As afinidades e os paralelismos entre a linguagem musical e linguagem não-musical são uma constante na sua própia construcção. Por exemplo, nos países anglo-saxónicos, o nome das sete notas musicais é equivalente às sete primeiras letras do alfabeto, mantendo a sua ordem estabelecida: começando no A, que corresponde ao Lá (nota de afinação do diapasão, na actualidade tomada como ponto de referência para a afinação das outras seis notas), numa lógica sequencial até ao G que nomeia o Sol. A própria frequência sonora, que dá a referência para a afinação dos instrumentos, sofre alterações que se reflectem auditivamente mas sem uma transposição propriamente inscriptiva e por isso se a inscrição musical de um compositor barroco representa-se hoje, exactamente, como há 250 anos atrás, em rigor, o que se ouve está alterado. Em última instância, o exercício de reescrita de Jorge Pinheiro sublinha uma indeterminação: aquela da impossivel correspondência entre o signo de inscrição e a sua significação, mesmo quando essa inscrição se regula por parâmetros rígidos, como acontece com a música. A percepção das transposições musicais é decisiva para a Grécia da antiguidade clássica onde, cada escala tonal assume características específicas e humores distintos.
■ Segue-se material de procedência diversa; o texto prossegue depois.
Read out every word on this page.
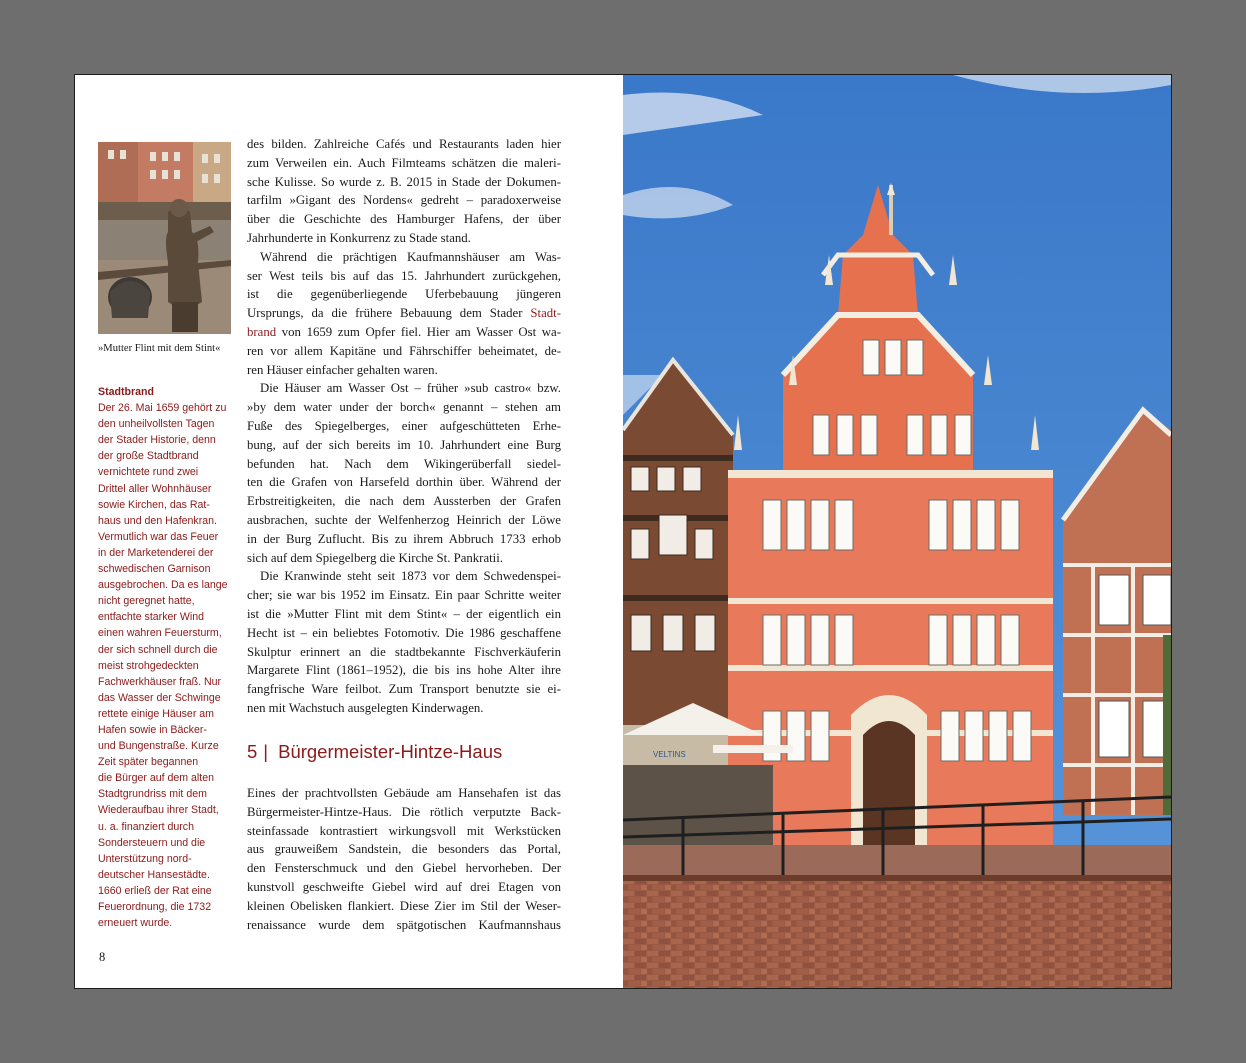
»Mutter Flint mit dem Stint«
Stadtbrand
Der 26. Mai 1659 gehört zu
den unheilvollsten Tagen
der Stader Historie, denn
der große Stadtbrand
vernichtete rund zwei
Drittel aller Wohnhäuser
sowie Kirchen, das Rat-
haus und den Hafenkran.
Vermutlich war das Feuer
in der Marketenderei der
schwedischen Garnison
ausgebrochen. Da es lange
nicht geregnet hatte,
entfachte starker Wind
einen wahren Feuersturm,
der sich schnell durch die
meist strohgedeckten
Fachwerkhäuser fraß. Nur
das Wasser der Schwinge
rettete einige Häuser am
Hafen sowie in Bäcker-
und Bungenstraße. Kurze
Zeit später begannen
die Bürger auf dem alten
Stadtgrundriss mit dem
Wiederaufbau ihrer Stadt,
u. a. finanziert durch
Sondersteuern und die
Unterstützung nord-
deutscher Hansestädte.
1660 erließ der Rat eine
Feuerordnung, die 1732
erneuert wurde.
des bilden. Zahlreiche Cafés und Restaurants laden hier
zum Verweilen ein. Auch Filmteams schätzen die maleri-
sche Kulisse. So wurde z. B. 2015 in Stade der Dokumen-
tarfilm »Gigant des Nordens« gedreht – paradoxerweise
über die Geschichte des Hamburger Hafens, der über
Jahrhunderte in Konkurrenz zu Stade stand.
Während die prächtigen Kaufmannshäuser am Was-
ser West teils bis auf das 15. Jahrhundert zurückgehen,
ist die gegenüberliegende Uferbebauung jüngeren
Ursprungs, da die frühere Bebauung dem Stader Stadt-
brand von 1659 zum Opfer fiel. Hier am Wasser Ost wa-
ren vor allem Kapitäne und Fährschiffer beheimatet, de-
ren Häuser einfacher gehalten waren.
Die Häuser am Wasser Ost – früher »sub castro« bzw.
»by dem water under der borch« genannt – stehen am
Fuße des Spiegelberges, einer aufgeschütteten Erhe-
bung, auf der sich bereits im 10. Jahrhundert eine Burg
befunden hat. Nach dem Wikingerüberfall siedel-
ten die Grafen von Harsefeld dorthin über. Während der
Erbstreitigkeiten, die nach dem Aussterben der Grafen
ausbrachen, suchte der Welfenherzog Heinrich der Löwe
in der Burg Zuflucht. Bis zu ihrem Abbruch 1733 erhob
sich auf dem Spiegelberg die Kirche St. Pankratii.
Die Kranwinde steht seit 1873 vor dem Schwedenspei-
cher; sie war bis 1952 im Einsatz. Ein paar Schritte weiter
ist die »Mutter Flint mit dem Stint« – der eigentlich ein
Hecht ist – ein beliebtes Fotomotiv. Die 1986 geschaffene
Skulptur erinnert an die stadtbekannte Fischverkäuferin
Margarete Flint (1861–1952), die bis ins hohe Alter ihre
fangfrische Ware feilbot. Zum Transport benutzte sie ei-
nen mit Wachstuch ausgelegten Kinderwagen.
5 | Bürgermeister-Hintze-Haus
Eines der prachtvollsten Gebäude am Hansehafen ist das
Bürgermeister-Hintze-Haus. Die rötlich verputzte Back-
steinfassade kontrastiert wirkungsvoll mit Werkstücken
aus grauweißem Sandstein, die besonders das Portal,
den Fensterschmuck und den Giebel hervorheben. Der
kunstvoll geschweifte Giebel wird auf drei Etagen von
kleinen Obelisken flankiert. Diese Zier im Stil der Weser-
renaissance wurde dem spätgotischen Kaufmannshaus
8
VELTINS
O modo «Lígio», que em grego significa voz agradável, canto sonoro, projectado e audível, coíncide com o que posteriormente se denominará por modo maior e é associado os estados de alegria relevando dos poderes anímicos da música.  

 

Conclusão  

Prolegómenos delimita-se dentro de uma herança europeia onde as questões internas da escrita e da interpretação musicais são alvo de transposição e, neste exercício visual nascido do pensamento gráfico em função da música, o som colabora na sugestão de imagens mentais que o gesto regista numa ficção sinestésica entre humores, cores, formas, sons, gestos. A rapidez do traço, a célere fricção do lápis no papel informa, deforma, transforma, reformula-se num lugar (qualquer) da página. Por afinidade com a partitura, os sinais de pontuação estruturam o desenho, colaboram entre si em articulação com a gralha milimétrica. Um arco-íris feito com quadrados sucessivos vem colorir expressivamente a composição. Remete para a animosidade das escalas felizes da Grécia, que Platão relata como tendo um efeito moral e ético no comportamento dos cidadãos.

 

 

Artigo completo recebido a 13 de janeiro e aprovado a 30 de janeiro de 2013.